How we cite our quotes: Citations follow this format: (Chapter.Part.Paragraph)
Quote #1
"Just to give you a general idea," he would explain to them. For of course some sort of general idea they must have, if they were to do their work intelligently—though as little of one, if they were to be good and happy members of society, as possible. For particulars, as every one knows, make for virtue and happiness; generalities are intellectually necessary evils. Not philosophers but fret-sawyers and stamp collectors compose the backbone of society. (1.5)
Much of the power the World State has over its citizens has to do with intellectual control. The Director's inclination that people should know only a little about the "general idea" is similar to Mustapha's later claim that thinking about purpose is a danger to society. Big thoughts lead to ideas of God, to philosophy, to questioning, to curiosity—all incompatible with blissful ignorance.
Quote #2
"My good boy!" The Director wheeled sharply round on him. "Can't you see? Can't you see?" He raised a hand; his expression was solemn. "Bokanovsky's Process is one of the major instruments of social stability!"
[…]
"Community, Identity, Stability." Grand words. "If we could bokanovskify indefinitely the whole problem would be solved." (1.18-21)

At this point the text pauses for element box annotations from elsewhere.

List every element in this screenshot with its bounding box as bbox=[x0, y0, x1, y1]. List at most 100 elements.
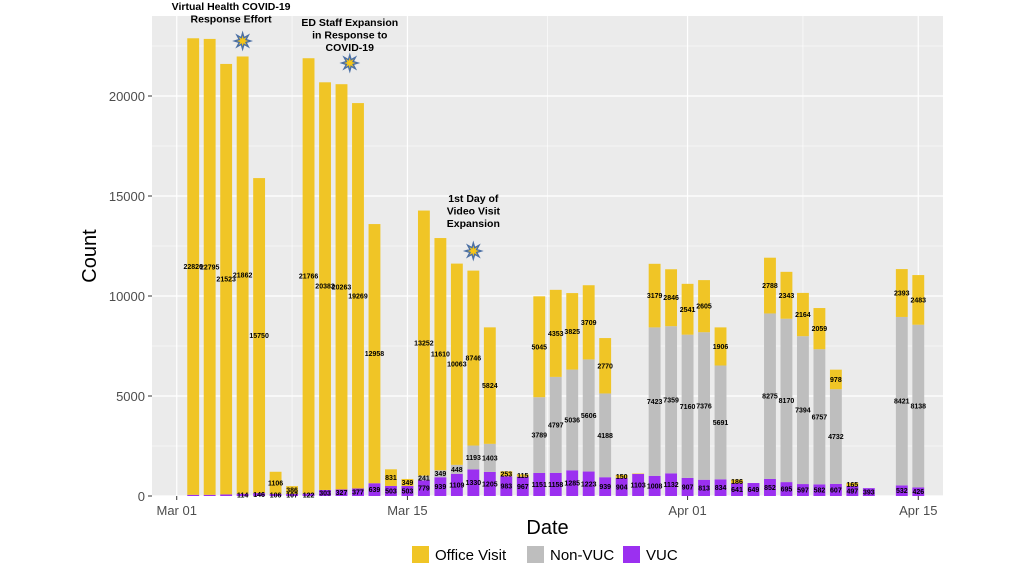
data-label-office: 20263 bbox=[332, 284, 352, 291]
bar-vuc bbox=[516, 476, 529, 496]
data-label-vuc: 607 bbox=[830, 487, 842, 494]
data-label-nonvuc: 3789 bbox=[531, 433, 547, 440]
data-label-vuc: 114 bbox=[237, 492, 248, 499]
bar-office bbox=[632, 473, 645, 475]
bar-office bbox=[500, 471, 513, 477]
data-label-vuc: 1205 bbox=[482, 481, 498, 488]
bar-stack bbox=[500, 471, 513, 496]
legend-label: VUC bbox=[646, 547, 678, 564]
data-label-vuc: 107 bbox=[286, 492, 298, 499]
bar-vuc bbox=[862, 488, 875, 496]
bar-office bbox=[352, 103, 364, 489]
bar-vuc bbox=[566, 470, 579, 496]
bar-vuc bbox=[187, 494, 200, 496]
data-label-nonvuc: 241 bbox=[418, 476, 430, 483]
data-label-office: 831 bbox=[385, 475, 397, 482]
bar-stack bbox=[450, 263, 463, 496]
bar-stack bbox=[335, 84, 348, 496]
bar-office bbox=[335, 84, 348, 490]
bar-stack bbox=[648, 263, 661, 496]
data-label-vuc: 1330 bbox=[466, 480, 482, 487]
bar-vuc bbox=[714, 479, 727, 496]
data-label-vuc: 641 bbox=[731, 487, 743, 494]
bar-stack bbox=[401, 478, 414, 496]
bar-vuc bbox=[599, 477, 612, 496]
data-label-office: 2059 bbox=[812, 326, 828, 333]
annotation-text: COVID-19 bbox=[326, 42, 375, 54]
legend-swatch bbox=[412, 546, 429, 563]
data-label-office: 165 bbox=[847, 482, 859, 489]
data-label-office: 115 bbox=[517, 473, 528, 480]
data-label-vuc: 497 bbox=[847, 489, 859, 496]
data-label-office: 3825 bbox=[564, 329, 580, 336]
legend-item-office: Office Visit bbox=[412, 546, 507, 564]
data-label-vuc: 813 bbox=[698, 485, 710, 492]
bar-office bbox=[566, 293, 579, 370]
data-label-office: 12958 bbox=[365, 351, 385, 358]
data-label-office: 2846 bbox=[663, 295, 679, 302]
y-tick-label: 10000 bbox=[109, 289, 145, 304]
bar-stack bbox=[467, 270, 480, 496]
y-tick-label: 20000 bbox=[109, 89, 145, 104]
bar-vuc bbox=[582, 471, 595, 496]
data-label-nonvuc: 7394 bbox=[795, 408, 811, 415]
bar-office bbox=[450, 263, 463, 465]
data-label-office: 349 bbox=[402, 480, 414, 487]
annotation-text: 1st Day of bbox=[448, 193, 499, 205]
bar-nonvuc bbox=[796, 336, 809, 485]
annotation-text: Response Effort bbox=[191, 14, 273, 26]
bar-office bbox=[648, 263, 661, 328]
data-label-office: 150 bbox=[616, 474, 628, 481]
bar-stack bbox=[368, 224, 381, 496]
data-label-vuc: 426 bbox=[912, 489, 924, 496]
data-label-office: 186 bbox=[731, 479, 743, 486]
data-label-vuc: 532 bbox=[896, 488, 908, 495]
bar-vuc bbox=[385, 485, 397, 496]
data-label-nonvuc: 4732 bbox=[828, 434, 844, 441]
bar-office bbox=[829, 369, 842, 390]
bar-vuc bbox=[533, 472, 546, 496]
bar-nonvuc bbox=[829, 389, 842, 484]
bar-nonvuc bbox=[483, 443, 496, 472]
x-tick-label: Mar 01 bbox=[156, 503, 196, 518]
legend-label: Office Visit bbox=[435, 547, 507, 564]
bar-stack bbox=[549, 289, 562, 496]
data-label-nonvuc: 8170 bbox=[779, 398, 795, 405]
data-label-vuc: 503 bbox=[402, 488, 414, 495]
data-label-vuc: 377 bbox=[352, 490, 364, 497]
bar-nonvuc bbox=[780, 318, 793, 483]
data-label-vuc: 597 bbox=[797, 488, 809, 495]
data-label-nonvuc: 448 bbox=[451, 467, 463, 474]
bar-vuc bbox=[632, 473, 645, 496]
bar-office bbox=[698, 280, 710, 333]
bar-office bbox=[483, 327, 496, 444]
bar-stack bbox=[731, 479, 743, 496]
bar-nonvuc bbox=[912, 324, 925, 488]
data-label-office: 2605 bbox=[696, 304, 712, 311]
data-label-vuc: 303 bbox=[319, 490, 331, 497]
data-label-nonvuc: 349 bbox=[435, 471, 447, 478]
data-label-office: 3179 bbox=[647, 293, 663, 300]
bar-stack bbox=[385, 469, 397, 496]
data-label-nonvuc: 4797 bbox=[548, 422, 564, 429]
data-label-vuc: 122 bbox=[303, 492, 315, 499]
segment-labels: 2282622795215231142186214615750106110610… bbox=[183, 264, 926, 499]
bar-nonvuc bbox=[599, 393, 612, 478]
bar-stack bbox=[533, 296, 546, 496]
bar-vuc bbox=[549, 472, 562, 496]
bar-stack bbox=[632, 473, 645, 496]
bar-stack bbox=[764, 257, 776, 496]
bar-nonvuc bbox=[566, 369, 579, 471]
bar-nonvuc bbox=[665, 326, 678, 474]
bar-vuc bbox=[319, 489, 331, 496]
bar-vuc bbox=[796, 484, 809, 496]
data-label-office: 2343 bbox=[779, 293, 795, 300]
bar-office bbox=[681, 283, 694, 335]
data-label-office: 253 bbox=[500, 471, 512, 478]
x-axis-title: Date bbox=[526, 517, 568, 539]
data-label-office: 5045 bbox=[531, 344, 547, 351]
bar-stack bbox=[895, 269, 908, 496]
data-label-nonvuc: 5036 bbox=[564, 417, 580, 424]
data-label-vuc: 327 bbox=[336, 490, 348, 497]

Science is used only insofar as it is a tool for control.
Quote #3
"For of course," said Mr. Foster, "in the vast majority of cases, fertility is merely a nuisance. One fertile ovary in twelve hundred— that would really be quite sufficient for our purposes. But we want to have a good choice. And of course one must always have an enormous margin of safety. So we allow as many as thirty per cent of the female embryos to develop normally. The others get a dose of male sex-hormone every twenty-four metres for the rest of the course. Result: they're decanted as freemartins—structurally quite normal (except," he had to admit, "that they do have the slightest tendency to grow beards), but sterile. Guaranteed sterile. Which brings us at last," continued Mr. Foster, "out of the realm of mere slavish imitation of nature into the much more interesting world of human invention." (1.65)
The World State controls its citizens by controlling their fertility— but this makes it clear that to have this kind of power over an individual is to strip that individual of her humanity. Having children, after all, is one of the most fundamentally natural processes of human life.